Kopapa on Urbanspoon

10 comments:

Karin said...

Completely agree with all your observations. Loved the bone marrow on toast! Could have done without the brains...

gastrogeek said...

oh dear. Raw you say?! That's not very nice.

Mr Noodles said...

Assuming there was no cock-up's like the steamed buns, would you be happy to pay the full price at Kopapa?

My own limited experiences with Mr Gordon's establishments is that it can be overpriced for what it is.

PS: That toast looks well burnt.

Laura Nickoll said...

I hope they find their feet. The menu sounds promising, and good on them for serving brain (I love it, having tasted a beautifully cooked sample made by Stefan Gates), but that toast looks burnt!

tori said...

Burnt toast, raw buns. Oh dear. Lovely writing, as ever though...

Lizzie said...

Ewwwww raw buns! still, as it was in soft launch I suppose you have to forgive them, or it's not really fair is it?

dining room table said...

I would love to visit this place one day. The food looks great and delicious.

Joshua said...

The traditional Spanish way to prepare Padron peppers is to deep-fry them. Just dump the lot in the oil as is and give a few minutes till soft and going brown before draining and sprinkling with salt. As such I'd think the Kopapa ones were deep-fried too.

For the money I enjoyed the meal and when they're giving you 50% off I think one has to be sympathetic. As soon as they start charging full price though, whether they're a week old or not, I'd expect full service.

Just noticed on londoneating someone disapproving of the bone marrow on toast, for me it was arguably my favourite dish.

Keith said...

I think your review pretty much sits alongside our impressions of the place when we went last Thursday. Although one thing I can't get past in my head - 50% off?? Really? 50% off!!?? Hmmmmmmm.........

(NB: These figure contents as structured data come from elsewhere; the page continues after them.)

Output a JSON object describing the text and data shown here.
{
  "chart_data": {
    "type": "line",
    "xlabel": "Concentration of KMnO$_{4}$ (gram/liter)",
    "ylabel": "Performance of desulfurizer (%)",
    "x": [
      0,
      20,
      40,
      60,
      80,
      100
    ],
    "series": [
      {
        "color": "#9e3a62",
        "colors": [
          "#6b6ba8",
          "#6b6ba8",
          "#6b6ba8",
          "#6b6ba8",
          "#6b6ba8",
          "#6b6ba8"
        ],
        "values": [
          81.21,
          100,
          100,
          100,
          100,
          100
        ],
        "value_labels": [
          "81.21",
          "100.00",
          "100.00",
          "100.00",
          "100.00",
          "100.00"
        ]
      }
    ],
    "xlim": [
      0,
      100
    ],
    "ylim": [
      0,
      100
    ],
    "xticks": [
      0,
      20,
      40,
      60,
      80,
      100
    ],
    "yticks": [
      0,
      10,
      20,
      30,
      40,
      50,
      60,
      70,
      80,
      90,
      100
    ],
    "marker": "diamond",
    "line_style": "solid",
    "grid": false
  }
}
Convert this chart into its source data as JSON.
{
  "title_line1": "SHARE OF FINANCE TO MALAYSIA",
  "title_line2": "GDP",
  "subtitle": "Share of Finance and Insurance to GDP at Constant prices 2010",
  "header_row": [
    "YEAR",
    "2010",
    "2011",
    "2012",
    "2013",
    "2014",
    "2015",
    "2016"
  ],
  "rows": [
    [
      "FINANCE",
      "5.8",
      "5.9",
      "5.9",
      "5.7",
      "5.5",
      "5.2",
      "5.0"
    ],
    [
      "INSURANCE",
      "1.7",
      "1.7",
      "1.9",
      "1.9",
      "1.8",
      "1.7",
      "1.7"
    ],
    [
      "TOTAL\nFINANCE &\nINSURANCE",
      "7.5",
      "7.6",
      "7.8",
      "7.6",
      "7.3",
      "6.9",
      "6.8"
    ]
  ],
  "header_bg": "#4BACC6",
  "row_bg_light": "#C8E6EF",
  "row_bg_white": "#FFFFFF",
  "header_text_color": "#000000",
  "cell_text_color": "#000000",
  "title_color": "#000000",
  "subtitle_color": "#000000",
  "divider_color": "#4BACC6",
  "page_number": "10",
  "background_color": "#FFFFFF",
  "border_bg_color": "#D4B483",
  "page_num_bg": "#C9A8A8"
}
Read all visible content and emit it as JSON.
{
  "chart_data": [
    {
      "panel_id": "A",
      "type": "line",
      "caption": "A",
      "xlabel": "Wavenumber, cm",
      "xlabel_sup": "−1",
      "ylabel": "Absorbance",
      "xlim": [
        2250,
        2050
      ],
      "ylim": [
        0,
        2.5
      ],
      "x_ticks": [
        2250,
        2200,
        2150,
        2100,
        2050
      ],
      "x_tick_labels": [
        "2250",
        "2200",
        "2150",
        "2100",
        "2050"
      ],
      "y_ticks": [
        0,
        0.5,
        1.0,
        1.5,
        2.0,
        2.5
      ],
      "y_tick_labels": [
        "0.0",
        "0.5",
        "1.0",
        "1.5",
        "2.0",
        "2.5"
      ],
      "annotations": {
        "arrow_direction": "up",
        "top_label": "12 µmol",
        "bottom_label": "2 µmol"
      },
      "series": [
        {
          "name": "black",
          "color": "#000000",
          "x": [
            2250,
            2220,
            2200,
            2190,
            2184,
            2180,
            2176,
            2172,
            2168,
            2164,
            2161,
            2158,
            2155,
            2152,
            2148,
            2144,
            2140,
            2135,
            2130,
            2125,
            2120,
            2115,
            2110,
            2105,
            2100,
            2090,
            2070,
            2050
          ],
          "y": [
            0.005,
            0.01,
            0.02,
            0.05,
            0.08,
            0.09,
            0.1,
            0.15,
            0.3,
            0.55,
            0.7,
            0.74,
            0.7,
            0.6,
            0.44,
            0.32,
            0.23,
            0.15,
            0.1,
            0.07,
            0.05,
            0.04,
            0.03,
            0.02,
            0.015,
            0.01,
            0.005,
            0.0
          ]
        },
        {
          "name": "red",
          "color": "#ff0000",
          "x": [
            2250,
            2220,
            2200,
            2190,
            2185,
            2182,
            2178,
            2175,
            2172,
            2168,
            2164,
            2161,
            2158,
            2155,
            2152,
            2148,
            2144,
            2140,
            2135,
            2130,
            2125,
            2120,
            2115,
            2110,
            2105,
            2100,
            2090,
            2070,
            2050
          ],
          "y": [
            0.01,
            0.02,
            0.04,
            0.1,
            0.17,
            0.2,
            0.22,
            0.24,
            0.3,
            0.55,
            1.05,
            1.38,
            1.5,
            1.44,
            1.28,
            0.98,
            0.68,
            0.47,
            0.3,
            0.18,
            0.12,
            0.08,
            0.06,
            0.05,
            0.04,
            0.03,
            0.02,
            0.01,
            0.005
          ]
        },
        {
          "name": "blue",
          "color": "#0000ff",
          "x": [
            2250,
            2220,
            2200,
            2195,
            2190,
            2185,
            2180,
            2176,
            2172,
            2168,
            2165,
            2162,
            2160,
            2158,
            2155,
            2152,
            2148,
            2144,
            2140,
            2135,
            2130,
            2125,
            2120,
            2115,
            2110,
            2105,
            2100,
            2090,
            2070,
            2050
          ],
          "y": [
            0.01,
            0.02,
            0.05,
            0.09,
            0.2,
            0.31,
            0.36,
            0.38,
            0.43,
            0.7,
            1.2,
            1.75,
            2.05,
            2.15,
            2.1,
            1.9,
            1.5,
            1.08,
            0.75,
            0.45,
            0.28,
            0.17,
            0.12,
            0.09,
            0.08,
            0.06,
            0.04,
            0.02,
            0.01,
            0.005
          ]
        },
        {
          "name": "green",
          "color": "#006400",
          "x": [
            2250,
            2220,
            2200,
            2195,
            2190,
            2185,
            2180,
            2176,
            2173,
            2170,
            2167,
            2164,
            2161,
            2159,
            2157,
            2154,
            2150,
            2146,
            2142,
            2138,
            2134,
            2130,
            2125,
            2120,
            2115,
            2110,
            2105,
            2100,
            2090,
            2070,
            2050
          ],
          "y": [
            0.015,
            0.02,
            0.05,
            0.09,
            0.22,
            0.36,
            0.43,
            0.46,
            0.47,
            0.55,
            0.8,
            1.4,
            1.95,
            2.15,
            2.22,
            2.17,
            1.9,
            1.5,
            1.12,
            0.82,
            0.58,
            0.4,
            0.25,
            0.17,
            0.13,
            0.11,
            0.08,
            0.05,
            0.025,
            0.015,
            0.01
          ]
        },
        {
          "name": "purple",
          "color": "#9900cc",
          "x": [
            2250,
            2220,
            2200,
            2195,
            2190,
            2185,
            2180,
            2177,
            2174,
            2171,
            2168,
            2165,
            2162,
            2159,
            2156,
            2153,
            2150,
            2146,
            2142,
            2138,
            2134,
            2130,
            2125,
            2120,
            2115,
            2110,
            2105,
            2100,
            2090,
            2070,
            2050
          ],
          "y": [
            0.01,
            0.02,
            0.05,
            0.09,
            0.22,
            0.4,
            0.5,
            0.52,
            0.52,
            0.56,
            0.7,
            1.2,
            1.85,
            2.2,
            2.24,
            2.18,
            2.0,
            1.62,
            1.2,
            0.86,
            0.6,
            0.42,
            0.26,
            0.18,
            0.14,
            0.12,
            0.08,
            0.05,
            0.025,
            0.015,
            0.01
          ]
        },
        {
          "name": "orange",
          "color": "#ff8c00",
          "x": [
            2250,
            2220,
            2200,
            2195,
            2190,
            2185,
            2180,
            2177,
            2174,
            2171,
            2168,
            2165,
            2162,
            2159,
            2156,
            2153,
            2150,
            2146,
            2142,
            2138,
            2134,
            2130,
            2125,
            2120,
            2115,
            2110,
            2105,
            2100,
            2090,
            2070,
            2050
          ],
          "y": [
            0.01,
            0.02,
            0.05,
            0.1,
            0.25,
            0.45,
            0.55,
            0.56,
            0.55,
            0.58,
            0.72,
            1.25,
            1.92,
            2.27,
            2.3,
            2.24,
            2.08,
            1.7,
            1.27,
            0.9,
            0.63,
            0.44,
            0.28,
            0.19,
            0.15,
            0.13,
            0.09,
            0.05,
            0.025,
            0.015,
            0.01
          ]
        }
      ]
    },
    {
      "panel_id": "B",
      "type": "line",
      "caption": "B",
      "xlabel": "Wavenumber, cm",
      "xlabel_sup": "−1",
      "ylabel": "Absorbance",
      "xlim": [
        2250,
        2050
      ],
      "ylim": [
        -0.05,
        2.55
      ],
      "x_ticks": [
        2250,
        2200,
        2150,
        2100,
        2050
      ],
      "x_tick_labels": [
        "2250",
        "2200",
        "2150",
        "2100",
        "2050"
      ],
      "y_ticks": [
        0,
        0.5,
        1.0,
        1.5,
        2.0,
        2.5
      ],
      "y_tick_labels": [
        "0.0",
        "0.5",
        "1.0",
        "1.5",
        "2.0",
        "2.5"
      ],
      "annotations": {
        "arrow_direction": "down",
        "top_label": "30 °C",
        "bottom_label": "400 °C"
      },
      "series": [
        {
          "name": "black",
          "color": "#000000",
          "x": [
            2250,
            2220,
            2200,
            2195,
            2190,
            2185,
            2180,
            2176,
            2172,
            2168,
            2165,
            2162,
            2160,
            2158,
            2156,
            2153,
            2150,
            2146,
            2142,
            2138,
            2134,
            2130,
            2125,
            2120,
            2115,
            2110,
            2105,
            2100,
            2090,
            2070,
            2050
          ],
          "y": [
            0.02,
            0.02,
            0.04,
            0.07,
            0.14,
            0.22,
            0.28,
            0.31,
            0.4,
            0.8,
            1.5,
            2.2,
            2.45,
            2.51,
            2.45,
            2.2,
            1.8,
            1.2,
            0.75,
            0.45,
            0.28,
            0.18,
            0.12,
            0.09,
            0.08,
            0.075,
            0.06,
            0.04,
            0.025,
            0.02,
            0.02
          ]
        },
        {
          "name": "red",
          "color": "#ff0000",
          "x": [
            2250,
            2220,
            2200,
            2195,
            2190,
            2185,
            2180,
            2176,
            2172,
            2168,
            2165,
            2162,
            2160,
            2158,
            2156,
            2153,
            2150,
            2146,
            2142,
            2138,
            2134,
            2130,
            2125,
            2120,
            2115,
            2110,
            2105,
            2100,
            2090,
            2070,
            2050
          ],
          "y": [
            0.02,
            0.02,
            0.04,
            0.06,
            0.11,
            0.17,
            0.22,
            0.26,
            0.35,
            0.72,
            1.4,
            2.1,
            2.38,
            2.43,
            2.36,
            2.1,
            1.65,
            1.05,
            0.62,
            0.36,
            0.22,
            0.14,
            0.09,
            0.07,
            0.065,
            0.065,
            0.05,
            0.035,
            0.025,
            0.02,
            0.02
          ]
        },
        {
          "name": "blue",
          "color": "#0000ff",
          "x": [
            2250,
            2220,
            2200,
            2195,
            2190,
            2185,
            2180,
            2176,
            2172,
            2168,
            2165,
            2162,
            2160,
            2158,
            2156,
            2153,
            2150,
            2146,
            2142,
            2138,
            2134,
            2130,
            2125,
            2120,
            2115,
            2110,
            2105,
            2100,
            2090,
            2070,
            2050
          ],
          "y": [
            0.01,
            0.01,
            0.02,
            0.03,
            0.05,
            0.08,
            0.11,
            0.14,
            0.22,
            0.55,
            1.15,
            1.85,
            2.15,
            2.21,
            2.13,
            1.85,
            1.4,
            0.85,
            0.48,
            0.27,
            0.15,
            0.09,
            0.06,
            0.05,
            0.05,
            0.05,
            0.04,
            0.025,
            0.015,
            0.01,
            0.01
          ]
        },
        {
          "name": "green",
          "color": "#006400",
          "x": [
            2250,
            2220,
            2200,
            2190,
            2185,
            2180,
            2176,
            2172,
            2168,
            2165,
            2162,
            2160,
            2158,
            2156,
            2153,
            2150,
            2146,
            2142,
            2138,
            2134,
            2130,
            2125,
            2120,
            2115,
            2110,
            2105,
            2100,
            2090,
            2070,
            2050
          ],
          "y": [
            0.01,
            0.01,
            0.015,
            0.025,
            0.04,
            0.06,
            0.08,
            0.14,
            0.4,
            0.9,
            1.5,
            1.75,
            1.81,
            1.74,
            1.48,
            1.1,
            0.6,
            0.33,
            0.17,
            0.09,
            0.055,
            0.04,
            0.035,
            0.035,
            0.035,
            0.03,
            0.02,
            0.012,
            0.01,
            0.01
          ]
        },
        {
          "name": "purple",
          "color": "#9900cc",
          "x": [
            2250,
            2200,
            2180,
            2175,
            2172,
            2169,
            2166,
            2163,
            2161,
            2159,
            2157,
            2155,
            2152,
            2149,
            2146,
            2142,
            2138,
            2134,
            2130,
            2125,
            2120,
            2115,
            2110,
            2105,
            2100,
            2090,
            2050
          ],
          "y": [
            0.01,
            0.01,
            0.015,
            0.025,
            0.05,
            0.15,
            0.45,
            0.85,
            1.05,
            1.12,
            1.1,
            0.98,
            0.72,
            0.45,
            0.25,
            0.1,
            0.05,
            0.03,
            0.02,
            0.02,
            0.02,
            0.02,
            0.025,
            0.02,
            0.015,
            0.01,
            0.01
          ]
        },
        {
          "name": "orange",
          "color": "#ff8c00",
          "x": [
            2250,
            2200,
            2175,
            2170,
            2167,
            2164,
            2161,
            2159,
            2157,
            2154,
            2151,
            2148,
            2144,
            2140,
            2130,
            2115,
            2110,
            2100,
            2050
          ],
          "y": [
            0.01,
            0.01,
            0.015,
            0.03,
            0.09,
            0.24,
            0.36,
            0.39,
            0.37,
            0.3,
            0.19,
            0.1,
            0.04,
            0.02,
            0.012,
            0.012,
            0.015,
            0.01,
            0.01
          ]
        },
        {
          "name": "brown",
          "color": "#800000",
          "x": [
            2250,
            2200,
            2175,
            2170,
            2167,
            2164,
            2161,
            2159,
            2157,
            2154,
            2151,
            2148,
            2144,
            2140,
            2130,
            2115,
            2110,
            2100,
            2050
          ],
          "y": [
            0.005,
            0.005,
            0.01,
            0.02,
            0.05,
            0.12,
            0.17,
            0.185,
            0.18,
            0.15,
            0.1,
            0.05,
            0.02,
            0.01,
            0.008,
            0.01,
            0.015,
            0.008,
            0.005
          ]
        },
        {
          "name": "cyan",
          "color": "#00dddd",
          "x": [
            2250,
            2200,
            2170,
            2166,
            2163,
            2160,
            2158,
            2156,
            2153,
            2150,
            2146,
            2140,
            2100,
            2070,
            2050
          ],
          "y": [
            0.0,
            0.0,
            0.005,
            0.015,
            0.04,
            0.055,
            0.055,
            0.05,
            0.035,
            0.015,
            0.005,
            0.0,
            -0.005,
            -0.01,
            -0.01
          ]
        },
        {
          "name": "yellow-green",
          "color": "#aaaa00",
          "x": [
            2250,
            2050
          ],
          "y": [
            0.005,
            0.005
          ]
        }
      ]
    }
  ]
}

What day did you go? We experienced the opening week teething and would have hoped for a kick back to compensate a few and minor mis-haps, but no mention or a hint thereof. We had also popped along to Barbecoa within a few days of opening and got 25% off which seemed reasonable.

Anyway, I'll move on. What a shame about the buns, big #FAIL, but there are some really tasty and well made dishes. To someone who hasn't really experienced fusion to this degree, I would say it was a good experience overall and I'm fairly confident that things will tighen up and improve within time.

Chris said...

Josh: Fair enough! Didn't know that about the Padrons.

Keith: Very poor show you didn't get the 50% offer even though you went before us! I have the press release email invite here - this is what it says - "...opening on Tuesday 7 December, Midday. There will be 50% off the total bill on 7th (open Midday-11pm) and 8th December (open 8am-11pm), and it will operate as usual from 9th December.".